Сила буржуазии и вместе с тем ее пределы заключаются 6 государственных основных законах, в хартии, в правовом или «справедливом» государе, который сам руководствуется «разумными законами» и таким образом правит, – короче, в законности. Период буржуазии подчинен британскому духу законности. Собрание государственных сословий, например, постоянно помнит, что его полномочия простираются до таких-то пределов и что оно вообще созвано из милости, а из немилости может быть вновь распущено. Оно постоянно помнит о своем призвании. Нельзя, конечно, отрицать того, что меня произвел мой отец; но уже так как я сотворен, то творческие намерения моего отца меня совсем не касаются, и к чему бы он меня ни призвал – я делаю то, чего сам желаю. Поэтому призванное однажды сословное собрание, французское – в начале революции признало совершенно правильно, что оно независимо от призвавшего его. Оно существовало, и было бы глупо, если бы оно не считало себя вправе существовать, а воображало бы себя как бы зависящим от отца. Призванный не должен более спрашивать: чего желал призвавший, когда он меня сотворил? Или: чего хочу я после того, как пришел по зову? Ни призвавший, ни хартия, по которой состоялся призыв его, ничто не будет для него святой, неприкосновенной властью. Он уполномочен ко всему, что в его власти, он не знает ограниченных «полномочий», не хочет выказывать лояльности. В итоге, если бы этого можно было бы ожидать от парламента, он бы должен был быть вполне эгоистичным, освобожденным от всякой пуповины, не знающим никаких соображений относительно кого бы то ни было. Но парламенты всегда почтительны, и не надо удивляться, если в них так много половинчатого, нерешительного, то есть лицемерного «эгоизма».

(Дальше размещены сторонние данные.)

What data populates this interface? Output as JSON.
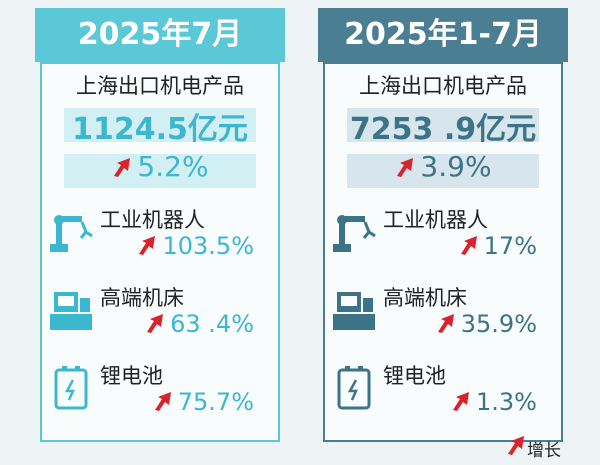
{
  "panels": [
    {
      "header": "2025年7月",
      "subject": "上海出口机电产品",
      "amount": "1124.5亿元",
      "growth": "5.2%",
      "items": [
        {
          "label": "工业机器人",
          "growth": "103.5%"
        },
        {
          "label": "高端机床",
          "growth": "63 .4%"
        },
        {
          "label": "锂电池",
          "growth": "75.7%"
        }
      ]
    },
    {
      "header": "2025年1-7月",
      "subject": "上海出口机电产品",
      "amount": "7253 .9亿元",
      "growth": "3.9%",
      "items": [
        {
          "label": "工业机器人",
          "growth": "17%"
        },
        {
          "label": "高端机床",
          "growth": "35.9%"
        },
        {
          "label": "锂电池",
          "growth": "1.3%"
        }
      ]
    }
  ],
  "legend": "增长"
}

Сословные представители должны оставаться в тех границах, которые предписаны им хартией, королевской волей и т. п. Если же они не желают этого или не могут, то должны «выступить». Кто из преданных долгу мог бы поступить иначе, мог бы выставить на первое место свои убеждения и свою волю, мог бы быть настолько безнравственным, чтобы проявить себя, если бы даже при этом погибла и корпорация, и вообще все? Но все заботливо держатся в границах «прав»; в границах своей власти все равно нужно оставаться, ибо никто не может сделать более того, что он вообще в состоянии сделать. «Чтобы мощь моя или мое бессилие было единственной моей границей, права же мои, только связывающие, – узаконения? Чтобы я признал этот всеразрушающий взгляд? Нет, я – узаконенный гражданин!»